1ère condition : l’agent immobilier doit avoir un mandat régulier

Le mandat donné aux agents immobiliers doit obéir non seulement aux règles de droit commun du contrat : capacité, consentement, et contenu licite et certain (1128  C. civ) mais également à celles exorbitantes du droit commun imposées par la loi Hoguet et son décret d’application.

Quelles sont les conditions que doit remplir un mandat pour être régulier ?

Le mandat doit être écrit

Les agents immobiliers doivent avoir un mandat écrit pour chaque opération à laquelle il concourt préalablement à toute négociation ou engagement.

A défaut d’écrit, l’agent immobilier n’a pas le droit de percevoir une quelconque rémunération.

Le mandat doit être limité dans le temps

Le mandat doit être limité dans le temps à peine de nullité. Il s’agit d’une nullité relative qui ne peut être invoquée que par le mandant de l’agent immobilier.

En général, elle est fixée à 3 mois et il est possible de prévoir une clause de tacite reconduction à la condition qu’elle soit également limitée dans le temps.

Le mandat doit définir les obligations de l’agent

La preuve et l’étendue de son mandat ne peuvent être rapportées que par écrit et est soumise aux exigences de l’article 1359 du Code civil.

Seul le sous-mandat donné par le mandataire initial à un autre professionnel de l’immobilier peut échapper à cette condition dès lors qu’il n’est pas soumis à la loi Hoguet.

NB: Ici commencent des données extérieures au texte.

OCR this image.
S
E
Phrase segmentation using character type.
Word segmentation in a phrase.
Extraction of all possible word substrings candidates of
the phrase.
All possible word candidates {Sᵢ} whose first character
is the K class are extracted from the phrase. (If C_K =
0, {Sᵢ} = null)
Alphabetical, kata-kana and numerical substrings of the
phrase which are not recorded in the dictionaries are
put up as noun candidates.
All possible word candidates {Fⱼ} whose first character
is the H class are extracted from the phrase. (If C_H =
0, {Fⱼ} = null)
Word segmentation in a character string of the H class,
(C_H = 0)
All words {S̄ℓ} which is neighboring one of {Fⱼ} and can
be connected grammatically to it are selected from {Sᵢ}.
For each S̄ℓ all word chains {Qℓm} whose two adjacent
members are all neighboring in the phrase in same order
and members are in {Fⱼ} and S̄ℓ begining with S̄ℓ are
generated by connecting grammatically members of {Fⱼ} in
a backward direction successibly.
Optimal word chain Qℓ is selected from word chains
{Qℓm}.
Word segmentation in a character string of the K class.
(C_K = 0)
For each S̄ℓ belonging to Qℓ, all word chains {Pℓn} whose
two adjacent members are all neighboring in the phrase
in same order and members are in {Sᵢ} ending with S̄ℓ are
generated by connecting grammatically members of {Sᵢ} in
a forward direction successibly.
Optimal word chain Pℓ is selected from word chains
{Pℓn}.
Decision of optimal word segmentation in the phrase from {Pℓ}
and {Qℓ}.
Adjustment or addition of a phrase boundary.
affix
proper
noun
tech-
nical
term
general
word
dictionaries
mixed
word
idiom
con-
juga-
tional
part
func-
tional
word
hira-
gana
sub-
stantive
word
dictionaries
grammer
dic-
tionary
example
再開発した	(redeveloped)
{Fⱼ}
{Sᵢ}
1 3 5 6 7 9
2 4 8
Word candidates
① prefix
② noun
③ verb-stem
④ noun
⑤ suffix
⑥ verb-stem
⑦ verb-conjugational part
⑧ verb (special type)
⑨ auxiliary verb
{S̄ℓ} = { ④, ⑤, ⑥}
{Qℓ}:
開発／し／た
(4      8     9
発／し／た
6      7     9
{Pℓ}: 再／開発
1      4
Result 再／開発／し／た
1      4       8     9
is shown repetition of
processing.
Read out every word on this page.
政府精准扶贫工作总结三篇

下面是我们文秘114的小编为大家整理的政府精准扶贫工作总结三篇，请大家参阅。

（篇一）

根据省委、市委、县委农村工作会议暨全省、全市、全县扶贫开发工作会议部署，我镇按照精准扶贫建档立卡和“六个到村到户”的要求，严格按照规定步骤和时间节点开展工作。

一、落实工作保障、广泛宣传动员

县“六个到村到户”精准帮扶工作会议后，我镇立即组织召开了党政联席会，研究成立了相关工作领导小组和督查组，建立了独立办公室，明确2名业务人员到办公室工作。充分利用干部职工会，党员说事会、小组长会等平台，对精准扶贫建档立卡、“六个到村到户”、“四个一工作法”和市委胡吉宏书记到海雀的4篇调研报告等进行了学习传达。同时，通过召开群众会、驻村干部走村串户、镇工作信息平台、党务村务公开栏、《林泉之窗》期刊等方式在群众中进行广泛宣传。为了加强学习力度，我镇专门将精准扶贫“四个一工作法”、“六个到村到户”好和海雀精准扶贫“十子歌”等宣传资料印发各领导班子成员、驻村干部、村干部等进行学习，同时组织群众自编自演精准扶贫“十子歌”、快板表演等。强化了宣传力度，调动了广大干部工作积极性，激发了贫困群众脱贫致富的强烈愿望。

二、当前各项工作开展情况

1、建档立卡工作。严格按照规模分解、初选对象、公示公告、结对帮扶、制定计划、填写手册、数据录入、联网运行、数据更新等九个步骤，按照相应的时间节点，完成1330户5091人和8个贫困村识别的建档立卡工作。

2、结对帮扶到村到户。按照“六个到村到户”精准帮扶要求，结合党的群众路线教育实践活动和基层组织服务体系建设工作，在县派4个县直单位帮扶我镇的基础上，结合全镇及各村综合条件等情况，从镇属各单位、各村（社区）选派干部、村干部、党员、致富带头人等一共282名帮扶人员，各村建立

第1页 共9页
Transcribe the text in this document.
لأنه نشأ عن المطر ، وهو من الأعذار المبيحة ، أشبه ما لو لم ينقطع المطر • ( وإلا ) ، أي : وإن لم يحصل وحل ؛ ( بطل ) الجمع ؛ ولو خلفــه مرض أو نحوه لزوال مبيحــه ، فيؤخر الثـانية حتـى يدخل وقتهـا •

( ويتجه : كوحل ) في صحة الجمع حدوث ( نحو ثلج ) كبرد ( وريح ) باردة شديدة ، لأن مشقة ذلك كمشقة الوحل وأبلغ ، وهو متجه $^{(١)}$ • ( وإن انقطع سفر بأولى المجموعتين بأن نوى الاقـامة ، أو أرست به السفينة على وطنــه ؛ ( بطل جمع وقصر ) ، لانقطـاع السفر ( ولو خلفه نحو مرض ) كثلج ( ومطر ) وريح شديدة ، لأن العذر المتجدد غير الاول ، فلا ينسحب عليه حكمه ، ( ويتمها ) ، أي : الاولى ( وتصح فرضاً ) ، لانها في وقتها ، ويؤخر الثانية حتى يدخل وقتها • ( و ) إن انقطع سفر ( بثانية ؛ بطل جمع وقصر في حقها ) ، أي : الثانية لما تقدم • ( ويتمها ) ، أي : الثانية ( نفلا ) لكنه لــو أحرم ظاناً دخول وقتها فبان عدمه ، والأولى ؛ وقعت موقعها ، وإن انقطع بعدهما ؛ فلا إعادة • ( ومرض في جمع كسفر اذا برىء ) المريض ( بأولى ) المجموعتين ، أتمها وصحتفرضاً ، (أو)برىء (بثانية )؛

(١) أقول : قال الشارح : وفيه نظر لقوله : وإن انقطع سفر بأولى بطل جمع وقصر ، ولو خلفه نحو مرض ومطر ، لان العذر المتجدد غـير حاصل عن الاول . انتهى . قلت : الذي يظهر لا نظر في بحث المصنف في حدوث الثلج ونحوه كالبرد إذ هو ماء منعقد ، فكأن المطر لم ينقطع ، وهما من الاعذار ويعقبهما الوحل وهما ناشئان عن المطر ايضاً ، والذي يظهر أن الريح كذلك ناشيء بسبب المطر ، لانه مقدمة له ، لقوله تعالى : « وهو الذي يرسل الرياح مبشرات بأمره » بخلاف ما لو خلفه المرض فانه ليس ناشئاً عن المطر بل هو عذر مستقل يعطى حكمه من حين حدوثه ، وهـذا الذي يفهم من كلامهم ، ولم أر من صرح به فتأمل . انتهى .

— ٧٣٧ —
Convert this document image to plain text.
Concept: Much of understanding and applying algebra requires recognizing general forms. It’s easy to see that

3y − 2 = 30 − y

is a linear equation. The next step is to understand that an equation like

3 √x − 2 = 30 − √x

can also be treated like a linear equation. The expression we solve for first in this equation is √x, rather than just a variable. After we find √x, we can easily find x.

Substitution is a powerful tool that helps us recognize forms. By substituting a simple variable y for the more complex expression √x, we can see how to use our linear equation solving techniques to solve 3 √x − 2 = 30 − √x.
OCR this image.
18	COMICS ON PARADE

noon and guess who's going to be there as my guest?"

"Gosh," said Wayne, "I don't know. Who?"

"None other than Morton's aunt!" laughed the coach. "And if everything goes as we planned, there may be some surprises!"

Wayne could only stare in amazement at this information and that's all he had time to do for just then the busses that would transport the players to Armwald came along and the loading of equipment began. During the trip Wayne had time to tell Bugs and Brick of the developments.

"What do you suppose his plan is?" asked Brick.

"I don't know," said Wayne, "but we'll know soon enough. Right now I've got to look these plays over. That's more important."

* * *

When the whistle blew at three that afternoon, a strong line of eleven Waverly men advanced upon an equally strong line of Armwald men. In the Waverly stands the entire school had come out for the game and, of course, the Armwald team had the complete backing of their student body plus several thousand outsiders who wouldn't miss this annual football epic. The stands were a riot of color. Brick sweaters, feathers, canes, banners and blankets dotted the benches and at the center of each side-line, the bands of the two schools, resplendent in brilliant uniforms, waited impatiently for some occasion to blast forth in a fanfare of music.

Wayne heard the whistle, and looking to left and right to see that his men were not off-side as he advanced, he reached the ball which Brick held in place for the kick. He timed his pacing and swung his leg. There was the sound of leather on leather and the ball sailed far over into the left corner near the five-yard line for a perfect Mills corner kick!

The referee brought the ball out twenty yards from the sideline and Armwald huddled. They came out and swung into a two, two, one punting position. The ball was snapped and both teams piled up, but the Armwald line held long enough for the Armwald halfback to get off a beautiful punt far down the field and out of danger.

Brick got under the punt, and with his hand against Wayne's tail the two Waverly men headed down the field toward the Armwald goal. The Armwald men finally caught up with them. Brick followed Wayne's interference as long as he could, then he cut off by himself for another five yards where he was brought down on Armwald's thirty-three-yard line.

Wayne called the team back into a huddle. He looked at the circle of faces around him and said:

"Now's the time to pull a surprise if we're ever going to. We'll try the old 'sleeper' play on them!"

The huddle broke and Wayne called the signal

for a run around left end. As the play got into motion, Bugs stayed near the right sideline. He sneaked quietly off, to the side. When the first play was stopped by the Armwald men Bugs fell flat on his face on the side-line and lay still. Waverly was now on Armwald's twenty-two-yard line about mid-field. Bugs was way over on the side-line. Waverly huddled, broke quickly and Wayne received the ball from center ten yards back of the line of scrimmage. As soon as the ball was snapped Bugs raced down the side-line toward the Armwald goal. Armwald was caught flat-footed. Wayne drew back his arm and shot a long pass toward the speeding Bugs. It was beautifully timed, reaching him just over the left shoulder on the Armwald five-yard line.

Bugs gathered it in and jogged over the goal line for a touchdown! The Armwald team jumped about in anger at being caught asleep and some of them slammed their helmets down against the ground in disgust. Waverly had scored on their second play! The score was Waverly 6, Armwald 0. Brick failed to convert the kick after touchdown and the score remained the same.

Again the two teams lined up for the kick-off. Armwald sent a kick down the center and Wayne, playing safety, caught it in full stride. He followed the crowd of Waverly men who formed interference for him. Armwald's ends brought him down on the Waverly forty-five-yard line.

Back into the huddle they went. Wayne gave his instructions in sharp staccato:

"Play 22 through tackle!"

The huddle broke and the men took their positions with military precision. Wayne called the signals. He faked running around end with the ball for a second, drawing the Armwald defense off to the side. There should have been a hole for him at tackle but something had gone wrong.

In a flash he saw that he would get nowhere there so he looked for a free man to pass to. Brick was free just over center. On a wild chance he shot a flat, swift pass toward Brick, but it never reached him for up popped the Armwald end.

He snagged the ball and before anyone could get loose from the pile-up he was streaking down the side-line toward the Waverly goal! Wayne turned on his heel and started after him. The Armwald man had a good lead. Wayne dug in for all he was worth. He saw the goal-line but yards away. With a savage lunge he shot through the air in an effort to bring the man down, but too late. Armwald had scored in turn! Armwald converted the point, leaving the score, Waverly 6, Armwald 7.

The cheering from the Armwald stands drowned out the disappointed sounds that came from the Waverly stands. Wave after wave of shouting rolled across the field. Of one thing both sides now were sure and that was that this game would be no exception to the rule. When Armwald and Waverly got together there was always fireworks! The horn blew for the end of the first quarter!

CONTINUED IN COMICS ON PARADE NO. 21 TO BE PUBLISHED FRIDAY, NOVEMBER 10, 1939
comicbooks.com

Mais tout écrit ne constitue pas un mandat.

Le mandat doit contenir des mentions obligatoires

A peine de nullite, il doit contenir certaines mentions obligatoires :

– le nom du mandant, du mandataire et de la durée du mandat

– objet du mandat et pouvoirs de l’agent immobilier

– Maniement des fonds

– Reddition des comptes

– Détermination de la rémunération : si elle est à la charge exclusive de l’une des parties ou si elle est à frais partagés

– Moyens mis en œuvre par le professionnel

– Numéro de registre

– signature et nombre d’originaux

– information sur la reconduction éventuelle du mandat

 

Le mandat peut prévoir une clause d’exclusivité

Le mandat peut accorder une exclusivité à l’agent immobilier.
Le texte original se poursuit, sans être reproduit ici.